序章 その2
ここで気を取り戻してから4日が経った…。
その間、夜な夜なおかしな夢をみた。
…目の前に黒い羽根が落ちてきた。地に着いたとたんにあたりは一瞬にして、漆黒に染まった…。
気に障るほどではなかったが、気味が悪かった。
とは言え、この牢から見える様子で2つのことを知った。
1つはここのおおよその人数だ。番兵が5人、1人がここの見張り、2人が正面門に、もう2人が役人のわきに据えている。役人はおそらく3人だ。役人の姿は確認できていないが、番兵が呼ぶ「○○様」で3人だと見当がつく。
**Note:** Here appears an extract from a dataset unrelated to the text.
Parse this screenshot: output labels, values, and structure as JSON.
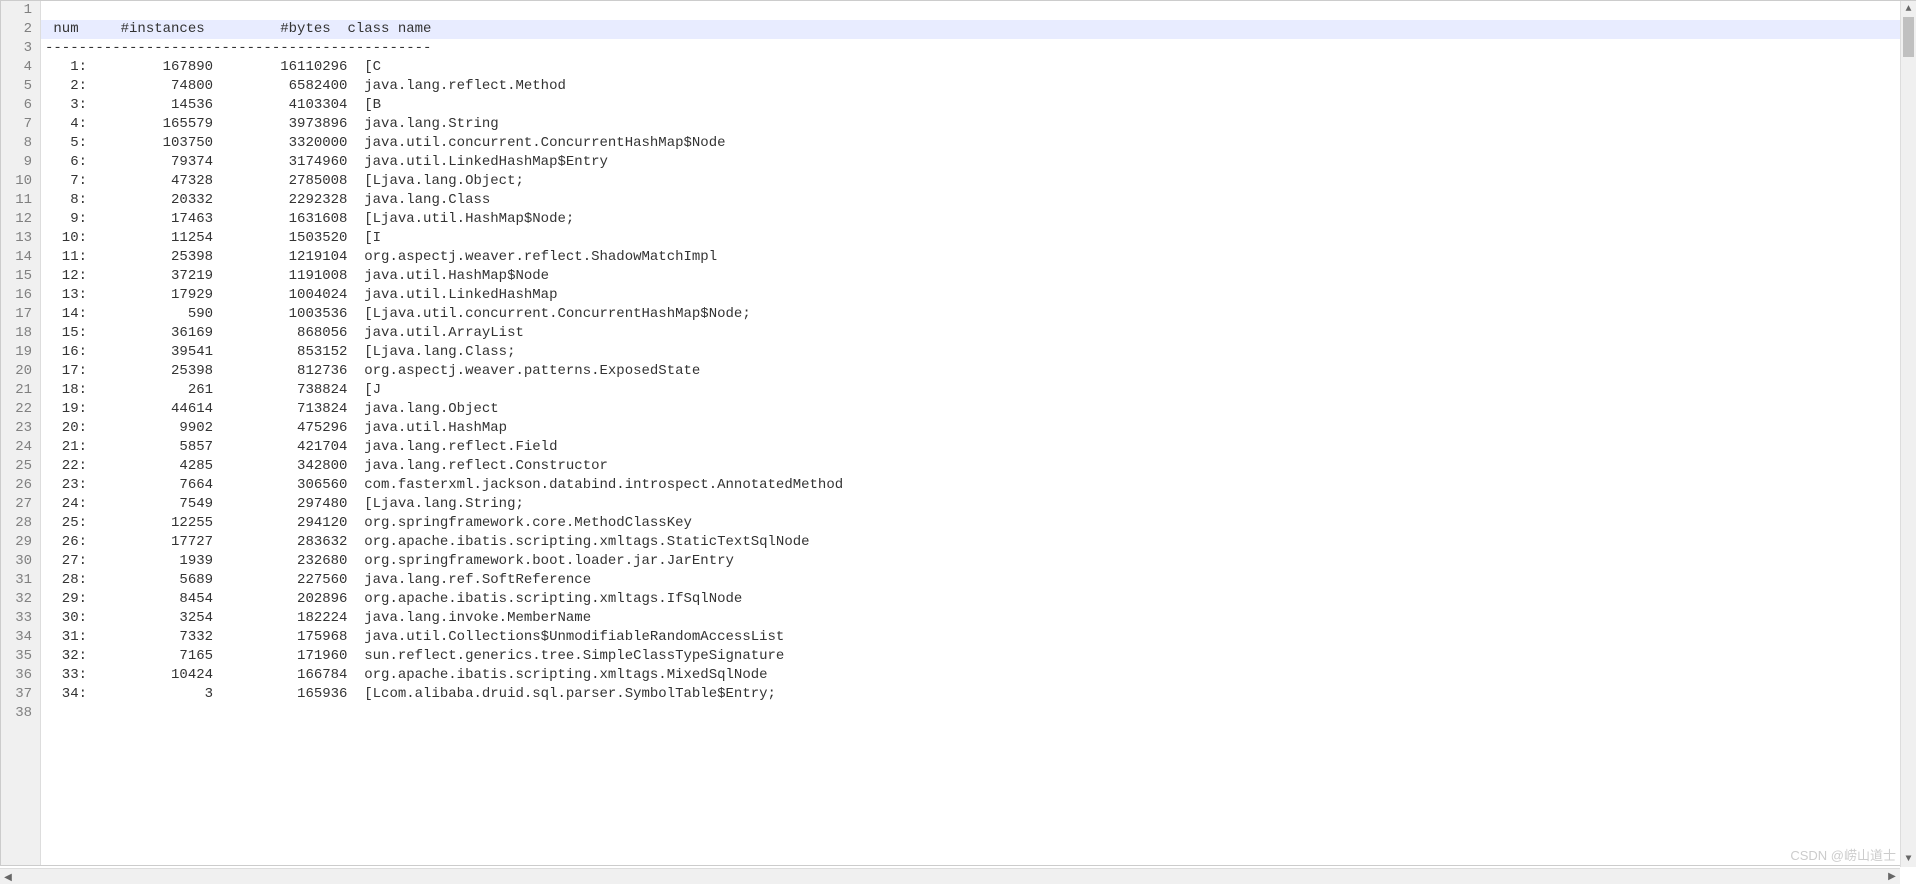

もう1つは、殺される日だ。3日後の正午に磔にされるらしい。昨日、番兵から飯の時に言われた、
「てめぇらに死なれると困るんだよ。関所抜けは磔にするようしつこく御達しがあったからなぁ。まあ、せいぜい生きててくれよ。4日後の正午まで。」
それから2日が経った。ここ裏手にある物置が騒がしい、処刑台の準備が始まったようだ。しかし、これは絶好の機会だ。おそらく処刑の準備に数人の番兵が駆り出されるだろう、またとない機会だ。しかも、夜中はもともとここの見張りの番兵だけ。ほかにいたとしても数人。牢から出られさえすれば何とかなる。
夕暮れ時、日が沈みあたりは一層闇に包まれた。